The gospel addressed the heroic, angelic sentiments and powers in humanity. It never advanced a foot under any mere average or prudential feelings. Its only progress has been that of men of faith who trusted in great hidden powers in the soul, which Christ and God stood ready to loose and to make victorious.
— Henry Whitney Bellows (1814-1882)
A Difficult Probation
A great ideal is not to give us the comfort of enraptured vision, but to demand of us the offering of hard self-sacrifice; a holy hope does not put wings upon us to fly to easy and instant realization, but bestows on us an inner light not to be quenched by outer darkness, and a fortitude of soul that will sustain us as we climb the painful way to shrouded heights; every daring faith is a difficult probation; and the vocation to serve and save mankind is to be tested not by the fluent assurances of the lips, but by the steadfast consecration of the devoted heart.
— William L. Sullivan (1872-1935)
The Burden of Loneliness
Loneliness is ever the concomitant of greatness; but, of all the lonely great ones, Jesus of Nazareth must have been one of the loneliest. His mountain vigils and his withdrawal into solitary places were more than symbols of the seclusion of his spirit. They were a refuge from it. The hilltops and the stars, the desert silences, were more companionable than men, whose narrow intellects distorted every thought which he would fain communicate to them, upon whose lips his talk of spiritual realities was turned into something wholly foreign to his thought.
There is no loneliness so great as spiritual isolation in the midst of one’s well-meaning, would-be followers…. In and between the lines of the New Testament, I read that Jesus was compelled to bear the burden of such loneliness as this.
— John White Chadwick (1840-1904)
One Family of God
It is true that the precise form in which Jesus conceived of this Kingdom of God cannot be ours, any more than we can hold to his view of the way in which the Kingdom was to be realized.

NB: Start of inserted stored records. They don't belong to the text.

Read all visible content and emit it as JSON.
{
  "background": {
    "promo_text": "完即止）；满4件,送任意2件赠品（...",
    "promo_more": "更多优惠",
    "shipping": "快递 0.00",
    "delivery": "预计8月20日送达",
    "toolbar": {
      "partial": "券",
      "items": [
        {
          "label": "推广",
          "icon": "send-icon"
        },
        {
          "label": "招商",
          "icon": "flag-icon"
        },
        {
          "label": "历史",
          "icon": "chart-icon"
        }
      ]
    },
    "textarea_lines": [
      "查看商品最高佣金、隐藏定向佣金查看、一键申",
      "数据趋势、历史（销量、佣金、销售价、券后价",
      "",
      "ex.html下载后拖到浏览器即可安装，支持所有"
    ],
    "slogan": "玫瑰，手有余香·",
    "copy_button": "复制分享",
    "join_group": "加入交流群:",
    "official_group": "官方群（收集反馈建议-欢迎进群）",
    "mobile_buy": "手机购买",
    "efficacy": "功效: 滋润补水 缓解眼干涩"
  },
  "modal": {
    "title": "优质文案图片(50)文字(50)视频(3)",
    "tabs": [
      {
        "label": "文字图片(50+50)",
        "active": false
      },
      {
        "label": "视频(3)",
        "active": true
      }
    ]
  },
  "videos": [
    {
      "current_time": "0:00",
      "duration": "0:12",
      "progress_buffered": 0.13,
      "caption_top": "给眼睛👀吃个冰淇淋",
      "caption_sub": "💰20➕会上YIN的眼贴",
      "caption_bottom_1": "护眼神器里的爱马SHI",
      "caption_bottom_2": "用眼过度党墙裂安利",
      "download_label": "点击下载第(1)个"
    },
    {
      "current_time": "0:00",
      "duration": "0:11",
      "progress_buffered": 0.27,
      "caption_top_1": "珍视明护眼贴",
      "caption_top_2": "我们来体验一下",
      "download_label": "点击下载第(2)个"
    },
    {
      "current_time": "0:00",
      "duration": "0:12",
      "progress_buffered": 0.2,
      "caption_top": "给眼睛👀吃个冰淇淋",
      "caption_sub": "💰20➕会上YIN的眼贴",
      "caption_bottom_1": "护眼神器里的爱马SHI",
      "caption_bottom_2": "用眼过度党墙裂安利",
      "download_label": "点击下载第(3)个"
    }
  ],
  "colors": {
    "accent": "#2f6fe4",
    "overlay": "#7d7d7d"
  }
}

But his hope, the hope of Israel, of a coming order in which men should live together in mutual trust and love as members of one family of God, that hope is ours.
To live the life of Jesus is the way to make ours the faith and hope of Jesus. To live by the method of Jesus is to come to full personal conviction, through an experience which is for us finally authoritative, that the God in whom he believed and trusted is our God.